Understanding and madness in a German asylum

July 17, 2005|By Mary Carole McCauley | Mary Carole McCauley,Sun Staff



By Clare Dudman. Viking, 352 pages.

The British novelist Clare Dudman knows that every reader is a de facto psychiatrist, piecing together a theory of character and coherent narrative from elusive and contradictory information.

In her quietly compelling second book, 98 Reasons for Being, Dudman positions us firmly in the healer's chair by structuring the book as a group of seemingly unrelated fragments set in Frankfurt, Germany, in 1852.

There are the unvoiced thoughts of Hannah Meyer, a 19-year-old Jewish girl admitted to the local asylum when she becomes catatonic for no immediately discernible reason.

There are the "real-world" happenings inside and outside the asylum, as described by the hospital's staff members and 97 other patients. (This explains Dudman's title.)

There are excerpts from Struwwelpeter (or Shock-Headed Peter) the macabre book of cautionary children's fables written by Heinrich Hoffman, a real-life physician and author who, in Dudman's book, treats the fictitious Hannah.

And finally, there are a slew of invented 19th-century historic documents, ranging from a description of the notorious Judengasse (a ghetto for the city's Jewish residents), to the era's prevailing theories on treating insane people, to progress reports for schoolchildren.
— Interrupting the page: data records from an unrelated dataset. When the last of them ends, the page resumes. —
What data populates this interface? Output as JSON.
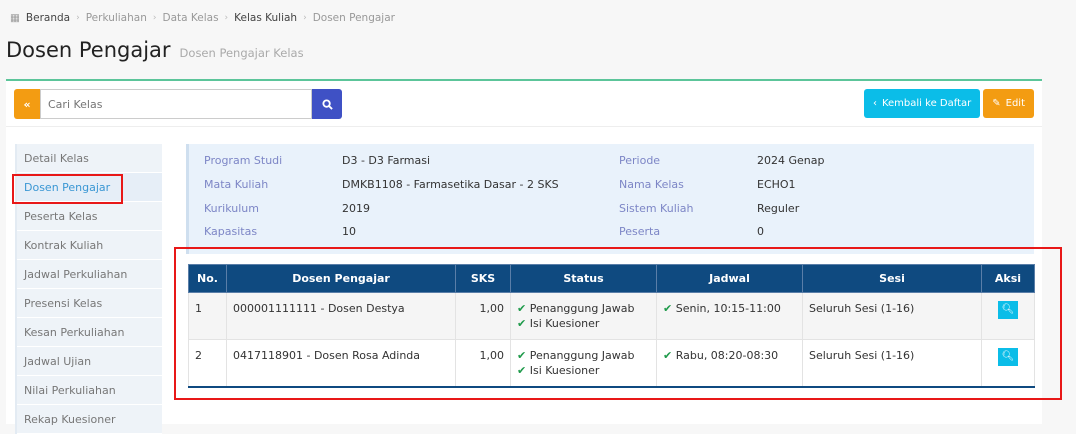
{
  "breadcrumb": [
    {
      "label": "Beranda"
    },
    {
      "label": "Perkuliahan"
    },
    {
      "label": "Data Kelas"
    },
    {
      "label": "Kelas Kuliah"
    },
    {
      "label": "Dosen Pengajar"
    }
  ],
  "header": {
    "title": "Dosen Pengajar",
    "subtitle": "Dosen Pengajar Kelas"
  },
  "toolbar": {
    "search_placeholder": "Cari Kelas",
    "back_label": "Kembali ke Daftar",
    "edit_label": "Edit"
  },
  "sidebar": {
    "items": [
      {
        "label": "Detail Kelas"
      },
      {
        "label": "Dosen Pengajar",
        "active": true
      },
      {
        "label": "Peserta Kelas"
      },
      {
        "label": "Kontrak Kuliah"
      },
      {
        "label": "Jadwal Perkuliahan"
      },
      {
        "label": "Presensi Kelas"
      },
      {
        "label": "Kesan Perkuliahan"
      },
      {
        "label": "Jadwal Ujian"
      },
      {
        "label": "Nilai Perkuliahan"
      },
      {
        "label": "Rekap Kuesioner"
      }
    ]
  },
  "info": {
    "program_studi": {
      "label": "Program Studi",
      "value": "D3 - D3 Farmasi"
    },
    "periode": {
      "label": "Periode",
      "value": "2024 Genap"
    },
    "mata_kuliah": {
      "label": "Mata Kuliah",
      "value": "DMKB1108 - Farmasetika Dasar - 2 SKS"
    },
    "nama_kelas": {
      "label": "Nama Kelas",
      "value": "ECHO1"
    },
    "kurikulum": {
      "label": "Kurikulum",
      "value": "2019"
    },
    "sistem_kuliah": {
      "label": "Sistem Kuliah",
      "value": "Reguler"
    },
    "kapasitas": {
      "label": "Kapasitas",
      "value": "10"
    },
    "peserta": {
      "label": "Peserta",
      "value": "0"
    }
  },
  "table": {
    "headers": [
      "No.",
      "Dosen Pengajar",
      "SKS",
      "Status",
      "Jadwal",
      "Sesi",
      "Aksi"
    ],
    "rows": [
      {
        "no": "1",
        "dosen": "000001111111 - Dosen Destya",
        "sks": "1,00",
        "status1": "Penanggung Jawab",
        "status2": "Isi Kuesioner",
        "jadwal": "Senin, 10:15-11:00",
        "sesi": "Seluruh Sesi (1-16)"
      },
      {
        "no": "2",
        "dosen": "0417118901 - Dosen Rosa Adinda",
        "sks": "1,00",
        "status1": "Penanggung Jawab",
        "status2": "Isi Kuesioner",
        "jadwal": "Rabu, 08:20-08:30",
        "sesi": "Seluruh Sesi (1-16)"
      }
    ]
  }
}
From those disparate fragments, stories begin to form. Contrary to my expectations, it was not the tale of Hannah's seduction and betrayal that I found most engaging, but the portrait of the sad Hoffman and his unhappy marriage to an aspiring socialite and their hellion of an oldest son.

It is the less conventional narrative. It conforms less neatly with the reader's expectations, forged by all the similar stories we have read in the past. Mysteries that can't be resolved linger in the reader's thoughts, prodding with sharp little claws.

Dudman has a background as a research scientist and a passion for documentation; this is a novel with a three-page bibliography. As in her first book, One Day the Ice Will Reveal Its Dead, she seems most interested in revealing the careful, painstaking life of a scientist, its monumental blunders and accidental triumphs.

But she has a poet's eye for beauty and a gift for physical description. Here is Hannah's first view of Hoffman:

"Whiskers. An otter's head. His mouth opens, and a small red tongue moves within. Clouds and more clouds. I watch them surge briefly from his mouth and disappear."

At times, Dudman's meticulous research seems a bit undigested. Poor Hannah is subjected to every well-meaning, unwittingly cruel medical treatment of the day: blood-letting, icy baths, blistering, the application of leeches to her genitals, even a primitive version of electroshock therapy.

The author also works too hard to connect the often gruesome vignettes from Hoffman's book (in which, for instance, a child playing with matches goes up in flames) to events in the novel.

But 98 Reasons for Being has its own stubborn weight and mass. Dudman is self-confident enough to take her time. Page by page, the novel accumulates. Despite its flaws, it is not easily forgotten.

Mary Carole McCauley writes about the arts for The Sun.